Na manhã desta quarta-feira (3/9), equipes da PF cumpriram 13 mandados de busca e apreensão em residências e escritórios de investigados em Macapá e Belém. O alvo é um suposto esquema que teria envolvido fraude em licitação, pagamento de propina e movimentação irregular de dinheiro vivo.
Segundo os investigadores, um dos suspeitos teria movimentado cerca de R$ 9 milhões em espécie, levantando a hipótese de um esquema de lavagem de capitais. O contrato sob suspeita foi assinado em maio de 2024 e previa a construção de um hospital de grande porte, considerado estratégico para ampliar a rede de saúde pública da capital.

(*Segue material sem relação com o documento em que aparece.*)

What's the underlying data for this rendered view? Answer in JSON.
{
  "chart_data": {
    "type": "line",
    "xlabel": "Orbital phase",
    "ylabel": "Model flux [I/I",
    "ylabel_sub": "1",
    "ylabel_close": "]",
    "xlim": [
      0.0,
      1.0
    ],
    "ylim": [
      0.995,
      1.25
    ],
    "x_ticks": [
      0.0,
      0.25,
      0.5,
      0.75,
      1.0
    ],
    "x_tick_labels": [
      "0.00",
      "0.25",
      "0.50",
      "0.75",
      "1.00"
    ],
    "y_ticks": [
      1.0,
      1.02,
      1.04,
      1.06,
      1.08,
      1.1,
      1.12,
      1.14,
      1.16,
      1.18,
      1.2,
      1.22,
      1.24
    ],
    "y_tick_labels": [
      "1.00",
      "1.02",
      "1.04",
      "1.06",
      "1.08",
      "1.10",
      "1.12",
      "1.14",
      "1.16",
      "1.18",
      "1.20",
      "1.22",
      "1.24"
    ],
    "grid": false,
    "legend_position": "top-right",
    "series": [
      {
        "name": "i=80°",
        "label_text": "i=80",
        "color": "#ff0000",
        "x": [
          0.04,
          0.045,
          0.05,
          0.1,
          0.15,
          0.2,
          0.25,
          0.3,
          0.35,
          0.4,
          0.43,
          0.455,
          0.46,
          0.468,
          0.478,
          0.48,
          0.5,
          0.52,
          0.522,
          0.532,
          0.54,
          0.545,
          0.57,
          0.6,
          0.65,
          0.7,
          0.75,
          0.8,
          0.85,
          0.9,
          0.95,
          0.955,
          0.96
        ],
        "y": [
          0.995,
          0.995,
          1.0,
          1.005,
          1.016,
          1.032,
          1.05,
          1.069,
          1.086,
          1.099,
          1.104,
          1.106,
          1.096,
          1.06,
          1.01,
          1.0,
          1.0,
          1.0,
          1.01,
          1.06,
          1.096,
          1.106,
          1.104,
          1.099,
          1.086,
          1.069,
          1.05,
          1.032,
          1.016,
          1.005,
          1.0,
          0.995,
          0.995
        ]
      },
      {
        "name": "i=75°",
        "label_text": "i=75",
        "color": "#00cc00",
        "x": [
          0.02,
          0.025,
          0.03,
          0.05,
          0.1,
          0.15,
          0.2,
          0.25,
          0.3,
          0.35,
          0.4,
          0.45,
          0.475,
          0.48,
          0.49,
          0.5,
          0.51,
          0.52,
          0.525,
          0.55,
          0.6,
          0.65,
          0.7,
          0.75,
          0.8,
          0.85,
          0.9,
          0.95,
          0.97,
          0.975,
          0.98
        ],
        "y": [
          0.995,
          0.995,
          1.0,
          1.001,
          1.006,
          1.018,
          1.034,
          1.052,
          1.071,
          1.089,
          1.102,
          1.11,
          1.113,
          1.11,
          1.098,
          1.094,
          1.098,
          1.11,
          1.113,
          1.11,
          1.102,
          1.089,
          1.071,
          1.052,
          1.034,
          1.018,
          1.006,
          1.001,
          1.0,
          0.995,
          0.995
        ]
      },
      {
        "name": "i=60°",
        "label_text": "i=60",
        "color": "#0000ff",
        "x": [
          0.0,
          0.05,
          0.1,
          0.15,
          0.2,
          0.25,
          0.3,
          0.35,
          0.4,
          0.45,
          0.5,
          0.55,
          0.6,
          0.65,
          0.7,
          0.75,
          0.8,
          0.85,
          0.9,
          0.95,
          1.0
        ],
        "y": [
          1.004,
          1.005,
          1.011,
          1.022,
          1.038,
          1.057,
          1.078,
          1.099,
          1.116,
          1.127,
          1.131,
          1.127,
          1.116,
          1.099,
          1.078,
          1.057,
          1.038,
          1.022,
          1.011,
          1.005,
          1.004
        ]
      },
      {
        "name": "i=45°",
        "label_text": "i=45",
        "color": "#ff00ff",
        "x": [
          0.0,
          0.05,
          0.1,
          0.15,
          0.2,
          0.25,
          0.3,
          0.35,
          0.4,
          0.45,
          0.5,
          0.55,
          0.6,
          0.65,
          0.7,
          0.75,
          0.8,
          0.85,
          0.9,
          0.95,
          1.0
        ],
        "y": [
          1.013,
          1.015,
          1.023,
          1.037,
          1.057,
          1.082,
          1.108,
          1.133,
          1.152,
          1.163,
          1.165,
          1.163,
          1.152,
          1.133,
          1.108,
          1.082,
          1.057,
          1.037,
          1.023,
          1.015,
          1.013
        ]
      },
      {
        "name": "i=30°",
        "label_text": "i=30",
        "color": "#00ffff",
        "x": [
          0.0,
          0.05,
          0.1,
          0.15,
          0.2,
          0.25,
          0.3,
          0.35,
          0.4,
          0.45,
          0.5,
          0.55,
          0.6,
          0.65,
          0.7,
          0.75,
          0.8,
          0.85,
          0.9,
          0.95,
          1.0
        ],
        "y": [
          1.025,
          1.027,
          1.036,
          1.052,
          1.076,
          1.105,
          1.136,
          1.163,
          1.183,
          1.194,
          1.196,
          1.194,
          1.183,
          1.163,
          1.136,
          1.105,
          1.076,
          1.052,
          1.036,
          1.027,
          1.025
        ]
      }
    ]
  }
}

Se confirmadas as irregularidades, os envolvidos poderão responder por fraude em licitação, peculato e lavagem de dinheiro.
Impacto direto na saúde pública
A obra do hospital vinha sendo anunciada como um marco para desafogar a rede de urgência e emergência de Macapá. Agora, com a operação em curso, cresce a preocupação sobre o atraso na entrega da unidade e a possibilidade de paralisação do contrato.
Além do prejuízo financeiro, o caso levanta dúvidas sobre a transparência das contratações públicas no município e a fiscalização dos recursos destinados à saúde. Mais do que nunca, o episódio reforça a percepção de que a gestão do prefeito Antônio Furlan falha em garantir seriedade e responsabilidade na condução de projetos essenciais para a população.